The Gull III was later bought by a syndicate at the Oxford Gliding Club operating out of Weston on the Green. After a long rebuild, it was finally flown again in 1973. Its C of A expired again in July 1974 because its wing had been damaged by damp (casein glue failure) during the previous winter, when it had been left out in its closed trailer at St. Mary's Farm, Clifton, near Deddington, Oxon. Expertly restored in the 1980s by the late Mike Beach, it was initially loaned to Brooklands Museum as a non-flying exhibit but was later bought by the Museum in 1998.

There is one other Gull III in existence. Often wittingly referred to as the Gull 3 ½, this Gull is a faithful replica that was made from drawings that had come from Slingsby's during the 1970s, with the drawings being developed for the project by a worker at Slingsby's. The project was the brain-child of the late Mike Garnett, and completed by members of the Bowland Forest Gliding Club.
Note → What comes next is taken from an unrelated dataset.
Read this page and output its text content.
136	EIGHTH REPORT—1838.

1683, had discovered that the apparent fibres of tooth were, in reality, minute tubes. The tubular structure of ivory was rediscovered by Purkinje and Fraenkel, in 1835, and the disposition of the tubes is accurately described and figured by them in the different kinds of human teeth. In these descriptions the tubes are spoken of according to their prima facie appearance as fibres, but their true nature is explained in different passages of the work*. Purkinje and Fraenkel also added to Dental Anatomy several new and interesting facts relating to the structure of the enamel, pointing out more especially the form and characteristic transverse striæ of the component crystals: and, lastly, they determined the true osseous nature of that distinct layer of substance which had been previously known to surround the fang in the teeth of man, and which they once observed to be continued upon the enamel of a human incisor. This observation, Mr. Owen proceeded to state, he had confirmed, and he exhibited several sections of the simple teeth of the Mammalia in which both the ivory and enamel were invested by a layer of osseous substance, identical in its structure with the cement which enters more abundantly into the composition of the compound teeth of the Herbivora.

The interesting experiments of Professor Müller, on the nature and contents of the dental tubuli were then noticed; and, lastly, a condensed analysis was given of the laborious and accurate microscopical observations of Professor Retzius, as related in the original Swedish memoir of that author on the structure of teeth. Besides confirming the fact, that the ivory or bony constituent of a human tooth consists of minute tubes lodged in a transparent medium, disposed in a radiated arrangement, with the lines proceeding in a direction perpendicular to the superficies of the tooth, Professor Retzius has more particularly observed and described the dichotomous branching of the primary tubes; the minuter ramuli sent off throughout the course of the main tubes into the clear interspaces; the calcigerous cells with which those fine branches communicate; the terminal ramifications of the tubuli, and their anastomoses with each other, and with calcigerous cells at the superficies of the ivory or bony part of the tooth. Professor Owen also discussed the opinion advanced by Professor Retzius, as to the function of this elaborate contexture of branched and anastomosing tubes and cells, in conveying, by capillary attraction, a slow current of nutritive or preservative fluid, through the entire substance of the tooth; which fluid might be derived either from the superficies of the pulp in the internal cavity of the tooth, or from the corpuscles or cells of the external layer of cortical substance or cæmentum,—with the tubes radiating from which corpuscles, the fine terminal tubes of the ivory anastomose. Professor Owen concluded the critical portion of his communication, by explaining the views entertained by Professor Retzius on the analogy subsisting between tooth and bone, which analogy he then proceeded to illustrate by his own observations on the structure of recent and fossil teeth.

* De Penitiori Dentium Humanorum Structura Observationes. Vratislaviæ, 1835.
It flew from Bowland Forest until 2011 when it was purchased by the current owner and moved to Lincolnshire. This Gull is currently the only airworthy example of either the Gull 1 or Gull III left in Britain. The only other airworthy Gull 1 went to the United States in 2010.

==Aircraft on display==

- A Gull 1, originally the prototype and sold to Australia before World War II and later registered VH-GHL is currently on display at the Aviation Heritage Museum in Perth, Australia.
- A Gull 1, BGA number 902 is on display at the National Museum of Scotland, Edinburgh.
- A Gull 1, N41829 built by Hermann Kursawe in the USA has been restored and is about to be put on display at the National Soaring Museum at Elmira, NY.
- The sole Gull III is on display at the Gliding Heritage Centre, Lasham Airfield Hampshire.

== Variants ==
- T.12 Gull
Initial prototype and nine production gliders with strutted gull wings.
- T.14 Gull II
Enlarged Gull with two seats side by side, only one built.
- T.15 Gull III
Also known as the Cantilever Gull, a single Gull built during the outbreak of Second World War and first flying in 1940, without struts supporting the wings. It was rebuilt post war after a crash by Hawkridge Aircraft Co, Ltd. as the Hawkridge Kittiwake. It later was used at the Oxford Gliding Club.